‘Monster’ Hurricane Predicted to Hit Southeast Coast as Devastating Category 4 (Video)

The Southeast Coast is on alert for a potentially deadly strike from Hurricane Florence as forecasters predict it will strengthen to a Category 4 hurricane before making landfall on the Southeast or Mid-Atlantic coast later in the week.

The National Hurricane Center classified tropical storm Florence as a Category 1 hurricane, Sunday, warning that it would rapidly intensify into a major hurricane by Monday and could make the Thursday landfall as a Category 4 “extremely dangerous major hurricane.”

“There is an increasing risk of two life-threatening impacts from Florence: Storm surge at the coast and freshwater flooding from a prolonged heavy rainfall event inland,” the National Hurricane Center wrote Sunday. Storm surge is the rise in ocean water above normally dry land at the coast, which can inundate homes, roads and businesses, The Washington Post reported.

South Carolina, North Carolina and Virginia have declared a state of emergency to position money and resources for the storm.

The Washington Post reports:

As of 5 p.m., Florence was crawling west-northwest across the North Atlantic Ocean at just 7 mph. Its peak winds were 85 mph, making it a Category 1 hurricane. Over the coming days, its forward motion is expected to increase as it turns to the west-northwest, and its intensity is expected to rapidly increase. But then the storm is forecast to slow as it approaches a likely landfall.

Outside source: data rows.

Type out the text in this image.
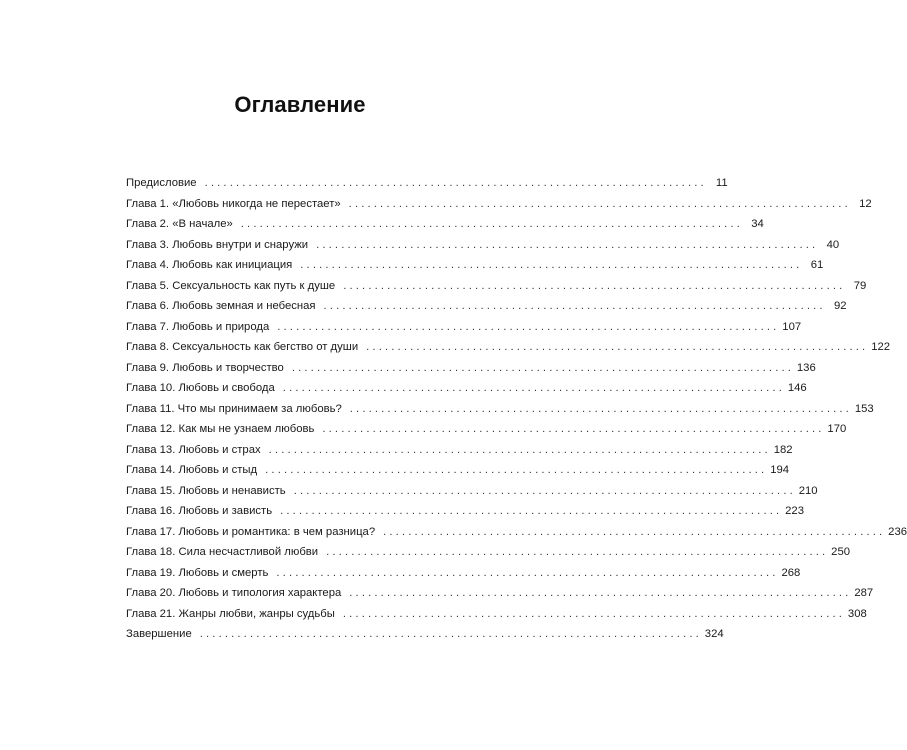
Оглавление
Предисловие . . . . . . . . . . . . . . . . . . . . . . . . . . . . . . . . . . . . . . . . . . . . . . . . . . . . . . . . . . . . . . . . . . . . . . . . . . . . . . . .	11
Глава 1. «Любовь никогда не перестает» . . . . . . . . . . . . . . . . . . . . . . . . . . . . . . . . . . . . . . . . . . . . . . . . . . . . . . . . . . . . . . . . . . . . . . . . . . . . . . . .	12
Глава 2. «В начале» . . . . . . . . . . . . . . . . . . . . . . . . . . . . . . . . . . . . . . . . . . . . . . . . . . . . . . . . . . . . . . . . . . . . . . . . . . . . . . . .	34
Глава 3. Любовь внутри и снаружи . . . . . . . . . . . . . . . . . . . . . . . . . . . . . . . . . . . . . . . . . . . . . . . . . . . . . . . . . . . . . . . . . . . . . . . . . . . . . . . .	40
Глава 4. Любовь как инициация . . . . . . . . . . . . . . . . . . . . . . . . . . . . . . . . . . . . . . . . . . . . . . . . . . . . . . . . . . . . . . . . . . . . . . . . . . . . . . . .	61
Глава 5. Сексуальность как путь к душе . . . . . . . . . . . . . . . . . . . . . . . . . . . . . . . . . . . . . . . . . . . . . . . . . . . . . . . . . . . . . . . . . . . . . . . . . . . . . . . .	79
Глава 6. Любовь земная и небесная . . . . . . . . . . . . . . . . . . . . . . . . . . . . . . . . . . . . . . . . . . . . . . . . . . . . . . . . . . . . . . . . . . . . . . . . . . . . . . . .	92
Глава 7. Любовь и природа . . . . . . . . . . . . . . . . . . . . . . . . . . . . . . . . . . . . . . . . . . . . . . . . . . . . . . . . . . . . . . . . . . . . . . . . . . . . . . . . 107
Глава 8. Сексуальность как бегство от души . . . . . . . . . . . . . . . . . . . . . . . . . . . . . . . . . . . . . . . . . . . . . . . . . . . . . . . . . . . . . . . . . . . . . . . . . . . . . . . . 122
Глава 9. Любовь и творчество . . . . . . . . . . . . . . . . . . . . . . . . . . . . . . . . . . . . . . . . . . . . . . . . . . . . . . . . . . . . . . . . . . . . . . . . . . . . . . . . 136
Глава 10. Любовь и свобода . . . . . . . . . . . . . . . . . . . . . . . . . . . . . . . . . . . . . . . . . . . . . . . . . . . . . . . . . . . . . . . . . . . . . . . . . . . . . . . . 146
Глава 11. Что мы принимаем за любовь? . . . . . . . . . . . . . . . . . . . . . . . . . . . . . . . . . . . . . . . . . . . . . . . . . . . . . . . . . . . . . . . . . . . . . . . . . . . . . . . . 153
Глава 12. Как мы не узнаем любовь . . . . . . . . . . . . . . . . . . . . . . . . . . . . . . . . . . . . . . . . . . . . . . . . . . . . . . . . . . . . . . . . . . . . . . . . . . . . . . . . 170
Глава 13. Любовь и страх . . . . . . . . . . . . . . . . . . . . . . . . . . . . . . . . . . . . . . . . . . . . . . . . . . . . . . . . . . . . . . . . . . . . . . . . . . . . . . . . 182
Глава 14. Любовь и стыд . . . . . . . . . . . . . . . . . . . . . . . . . . . . . . . . . . . . . . . . . . . . . . . . . . . . . . . . . . . . . . . . . . . . . . . . . . . . . . . . 194
Глава 15. Любовь и ненависть . . . . . . . . . . . . . . . . . . . . . . . . . . . . . . . . . . . . . . . . . . . . . . . . . . . . . . . . . . . . . . . . . . . . . . . . . . . . . . . . 210
Глава 16. Любовь и зависть . . . . . . . . . . . . . . . . . . . . . . . . . . . . . . . . . . . . . . . . . . . . . . . . . . . . . . . . . . . . . . . . . . . . . . . . . . . . . . . . 223
Глава 17. Любовь и романтика: в чем разница? . . . . . . . . . . . . . . . . . . . . . . . . . . . . . . . . . . . . . . . . . . . . . . . . . . . . . . . . . . . . . . . . . . . . . . . . . . . . . . . . 236
Глава 18. Сила несчастливой любви . . . . . . . . . . . . . . . . . . . . . . . . . . . . . . . . . . . . . . . . . . . . . . . . . . . . . . . . . . . . . . . . . . . . . . . . . . . . . . . . 250
Глава 19. Любовь и смерть . . . . . . . . . . . . . . . . . . . . . . . . . . . . . . . . . . . . . . . . . . . . . . . . . . . . . . . . . . . . . . . . . . . . . . . . . . . . . . . . 268
Глава 20. Любовь и типология характера . . . . . . . . . . . . . . . . . . . . . . . . . . . . . . . . . . . . . . . . . . . . . . . . . . . . . . . . . . . . . . . . . . . . . . . . . . . . . . . . 287
Глава 21. Жанры любви, жанры судьбы . . . . . . . . . . . . . . . . . . . . . . . . . . . . . . . . . . . . . . . . . . . . . . . . . . . . . . . . . . . . . . . . . . . . . . . . . . . . . . . . 308
Завершение . . . . . . . . . . . . . . . . . . . . . . . . . . . . . . . . . . . . . . . . . . . . . . . . . . . . . . . . . . . . . . . . . . . . . . . . . . . . . . . . 324
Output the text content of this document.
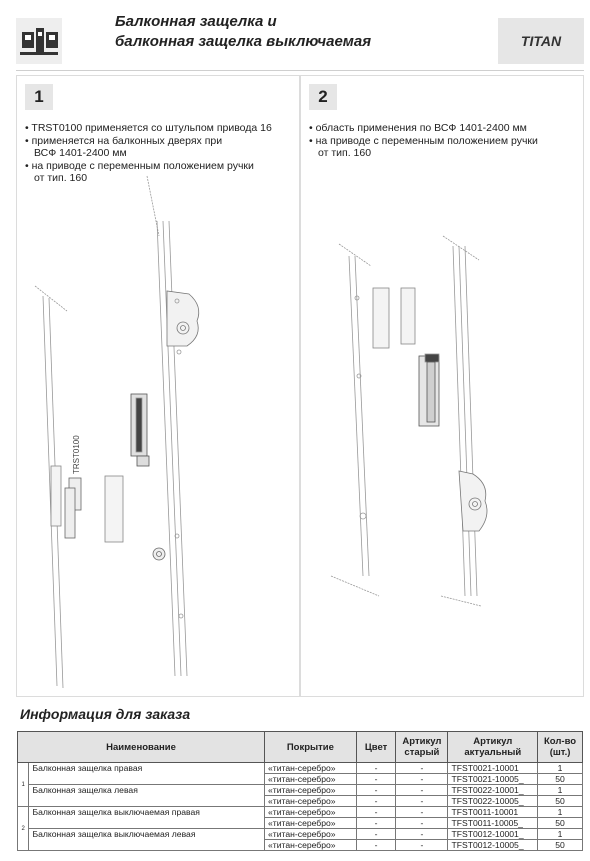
Балконная защелка и
балконная защелка выключаемая	TITAN
1
• TRST0100 применяется со штульпом привода 16
• применяется на балконных дверях при
ВСФ 1401-2400 мм
• на приводе с переменным положением ручки
от тип. 160
TRST0100
2
• область применения по ВСФ 1401-2400 мм
• на приводе с переменным положением ручки
от тип. 160
Информация для заказа
Наименование		Покрытие	Цвет	Артикул старый	Артикул актуальный	Кол-во (шт.)
1	Балконная защелка правая	«титан-серебро»	-	-	TFST0021-10001	1
		«титан-серебро»	-	-	TFST0021-10005_	50
	Балконная защелка левая	«титан-серебро»	-	-	TFST0022-10001_	1
		«титан-серебро»	-	-	TFST0022-10005_	50
2	Балконная защелка выключаемая правая	«титан-серебро»	-	-	TFST0011-10001	1
		«титан-серебро»	-	-	TFST0011-10005_	50
	Балконная защелка выключаемая левая	«титан-серебро»	-	-	TFST0012-10001_	1
		«титан-серебро»	-	-	TFST0012-10005_	50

The Hurricane Center predicts it will reach Category 4 intensity by Tuesday, with maximum winds of 150 mph prior to landfall. Residents along the Georgia, South Carolina and North Carolina coasts should continue preparations for a major hurricane landfall and have a plan should they be required to evacuate.

Tropical-storm-force winds could reach the coastline as early as Wednesday night, at which point all outdoor preparations should be completed. Extremely dangerous hurricane-force winds could batter coastal locations Thursday into Friday. Hurricane to tropical-storm-force winds could extend inland depending on the storm’s exact track.

Where the storm makes landfall has implications on where the strongest winds and biggest rise in water at the coast occurs, but strong winds and extreme rainfall could occur at great distances from the landfall location. Keeping this in mind, here is the likelihood of landfall at different locations based on our evaluation of model data:

  • 60 percent in the Carolinas.
  • 15 percent between Virginia and Southern New England.
  • 15 percent offshore.
  • 10 percent between North Florida and Georgia.

Simulations from American (blue) and European (red) computer models from Saturday night are rendered above. The thick bold red line is the average of all the European model simulations, while the blue is the average of all the American model simulations. (StormVistaWxModels.com)

There is an “increasing risk of life threatening hazards” from storm surge and heavy rainfall but noted it was too early to determine the exact location, timing and magnitude of these impacts. Those on the coast and inland from South Carolina into the mid-Atlantic region should be on alert and have a hurricane plan in place, according to the agency.

Governors in Virginia, North Carolina and South Carolina have all declared states of emergency over the past two days in anticipation of the storm.

Hurricane Florence on Sunday had winds moving at 75 mph, and was 750 miles southeast of Bermuda, moving west at 6 mph.

Meteorologist Eric Holthaus warned on Twitter that it could become one of the worst storms in US history.

If a major hurricane (Category 3 or higher) does make landfall along the Southeast coast, the rarity of such an event is relevant. Since 1851, only 10 major hurricanes have done so, and the most recent was Fran in 1996, 22 years ago. Hugo in 1989 was the one before that and was a Category 4 at landfall. No hurricane has made landfall as a Category 5 in this region on record.